O direito ao brincar e ao encantamento

11 de junho de 2025

A infância é o tempo da criação, do brincar e da imaginação. Para se tornar verdadeiramente humano, é preciso ter vivido uma infância plena de experiências lúdicas. Por isso, é urgente reencantar nosso olhar para a criança como alicerce para a garantia dos seus direitos.

As crianças têm direito de sonhar e crescer em seu próprio tempo, e não há nada mais importante para elas do que brincar. O brincar é fundamental para a criança aprender a conhecer, a se relacionar, sobretudo a ser. Mas estamos falando de um brincar com liberdade e espontaneidade, onde a criança não brinca para aprender: ela brinca porque essa é a sua linguagem e forma de se relacionar com o mundo. O eixo da criança não é o da produtividade — brincar é sua única obrigação e meio para refletir sobre sua realidade, sua cultura, construir sua personalidade e descobrir o que quer deste mundo.

É compromisso coletivo garantir que a criança exista nesse estado essencial de constante investigação e liberdade para imaginar. Que ela possa devanear, fabular mundos impossíveis, se encantar — e assim criar novos mundos possíveis, sonhos e utopias. O corpo da criança é político, pois carrega potência de expressão, de intervenção e de participação no mundo. Assim como nossas relações sociais, sua presença, seus gestos e sua forma de habitar os espaços são também atos políticos que constroem cultura, território e sociedade. Brincar com liberdade e capacidade de escolha é a maneira de participar da sociedade. É formação cidadã e democrática, pois reconhece a criança como sujeito social que desenvolve sua humanidade na relação com o outro.

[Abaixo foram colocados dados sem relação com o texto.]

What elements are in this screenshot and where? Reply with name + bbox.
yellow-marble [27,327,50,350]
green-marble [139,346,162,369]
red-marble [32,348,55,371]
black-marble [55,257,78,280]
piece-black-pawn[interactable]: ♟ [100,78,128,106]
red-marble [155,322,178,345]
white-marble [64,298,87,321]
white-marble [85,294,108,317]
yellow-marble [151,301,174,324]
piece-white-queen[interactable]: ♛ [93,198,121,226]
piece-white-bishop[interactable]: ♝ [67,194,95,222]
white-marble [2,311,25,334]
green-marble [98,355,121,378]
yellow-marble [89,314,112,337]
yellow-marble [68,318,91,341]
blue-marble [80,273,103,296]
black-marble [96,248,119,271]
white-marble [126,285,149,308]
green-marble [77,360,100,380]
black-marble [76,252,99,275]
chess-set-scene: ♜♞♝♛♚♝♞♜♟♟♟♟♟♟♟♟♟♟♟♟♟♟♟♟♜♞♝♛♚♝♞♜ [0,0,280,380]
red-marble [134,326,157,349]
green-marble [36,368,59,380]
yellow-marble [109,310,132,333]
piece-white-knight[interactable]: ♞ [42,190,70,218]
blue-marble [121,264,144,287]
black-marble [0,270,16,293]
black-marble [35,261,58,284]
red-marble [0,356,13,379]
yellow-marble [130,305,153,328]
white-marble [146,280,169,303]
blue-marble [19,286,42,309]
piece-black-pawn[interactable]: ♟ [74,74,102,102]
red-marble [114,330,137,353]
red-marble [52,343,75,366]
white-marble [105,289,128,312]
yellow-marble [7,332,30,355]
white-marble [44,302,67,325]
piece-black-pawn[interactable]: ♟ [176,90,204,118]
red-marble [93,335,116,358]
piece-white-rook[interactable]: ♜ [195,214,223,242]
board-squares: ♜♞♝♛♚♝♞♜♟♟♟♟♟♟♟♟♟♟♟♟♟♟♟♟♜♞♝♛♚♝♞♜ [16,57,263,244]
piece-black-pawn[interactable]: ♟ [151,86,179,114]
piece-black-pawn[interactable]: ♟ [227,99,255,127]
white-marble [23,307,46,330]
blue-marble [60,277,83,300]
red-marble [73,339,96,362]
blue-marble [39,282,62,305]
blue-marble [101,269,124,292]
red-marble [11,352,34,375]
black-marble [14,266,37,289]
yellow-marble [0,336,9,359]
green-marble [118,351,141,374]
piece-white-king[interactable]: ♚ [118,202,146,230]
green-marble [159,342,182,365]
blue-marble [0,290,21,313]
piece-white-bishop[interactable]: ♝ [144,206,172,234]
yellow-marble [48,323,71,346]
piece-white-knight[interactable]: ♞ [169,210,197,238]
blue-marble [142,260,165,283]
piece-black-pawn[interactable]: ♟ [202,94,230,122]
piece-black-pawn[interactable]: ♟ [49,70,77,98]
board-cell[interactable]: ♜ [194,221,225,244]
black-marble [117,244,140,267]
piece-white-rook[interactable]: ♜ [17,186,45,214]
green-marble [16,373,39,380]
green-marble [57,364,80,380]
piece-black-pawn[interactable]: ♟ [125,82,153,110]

Cabe aos adultos garantir tempo, espaço e condições adequadas para que isso aconteça: ambientes seguros, acessíveis e acolhedores, com tempo para observar, contemplar e imaginar. Isso inclui políticas públicas que respeitam a criança como prioridade absoluta, em acordo com o Art. 227 da Constituição. Não só as políticas voltadas diretamente à infância — como a Semana Municipal do Brincar — mas também as que asseguram estrutura a adultos e cuidadores, como transporte, moradia e alimentação. A infância dura só 12 anos: o tempo da criança é agora. Trata-se de garantir o que ela precisa para existir plenamente hoje, em seu tempo presente. Não se trata de prepará-la para ser futura cidadã — ela já é.

Sim, o brincar é um direito humano, no contexto da proteção integral à infância. Internacionalmente está garantido pela Declaração Universal dos Direitos da Criança e Convenção sobre os Direitos da Criança.  No Brasil, além da Constituição Federal, está previsto pelo Estatuto da Criança e do Adolescente (ECA), Lei de Diretrizes e Bases da Educação, Marco Legal da Primeira Infância, e pela nova Lei nº 14.826/2024, que institui a parentalidade positiva e o direito ao brincar como estratégias de prevenção à violência.

O direito a sonhar e crescer inclui também os direitos básicos, pois o corpo da criança precisa estar forte e saudável para sonhar. Mas não basta o básico. É fundamental garantir o que ela precisa para viver seu encantamento com o mundo — aquele estado em que está enfeitiçada pela brincadeira, que a chama a ser o seu melhor. Mia Couto disse que para encantarmos o mundo, precisamos nos encantar antes. Encantamento não é supérfluo — faz parte da garantia de direitos.

A Semana Mundial do Brincar é um desses espaços. Cidades que a tornam política pública municipal trazem materialidade ao direito e oferecem locais onde o brincar pode ser vivido por todas as crianças, debatido por famílias, sociedade civil e poder público. E a Semana Municipal do Brincar por sua vez, é uma mobilização social que nasce nos territórios, a partir das práticas, experiências e reivindicações de diferentes atores — educadores, famílias, organizações da sociedade civil, gestores públicos e, sobretudo, das próprias crianças, que se colocam como agentes na defesa do direito ao brincar. Como lei municipal, o movimento passa a ser uma política pública que obriga o Estado a garantir condições para que o brincar seja efetivamente reconhecido como um direito fundamental da infância. Isso significa direcionar investimentos e articular ações intersetoriais, envolvendo áreas como educação, saúde, cultura, esporte, lazer e desenvolvimento social, para assegurar que os espaços, os tempos e as relações nas cidades sejam favoráveis às infâncias, colocando o brincar no centro da construção de territórios mais humanos, inclusivos e saudáveis.

Que os adultos encantem seus olhares para as crianças e garantam, na prática, que o brincar, como direito, experiência e vivência significativa, ocupe todos os espaços públicos e privados, instituições, escolas, ruas e famílias.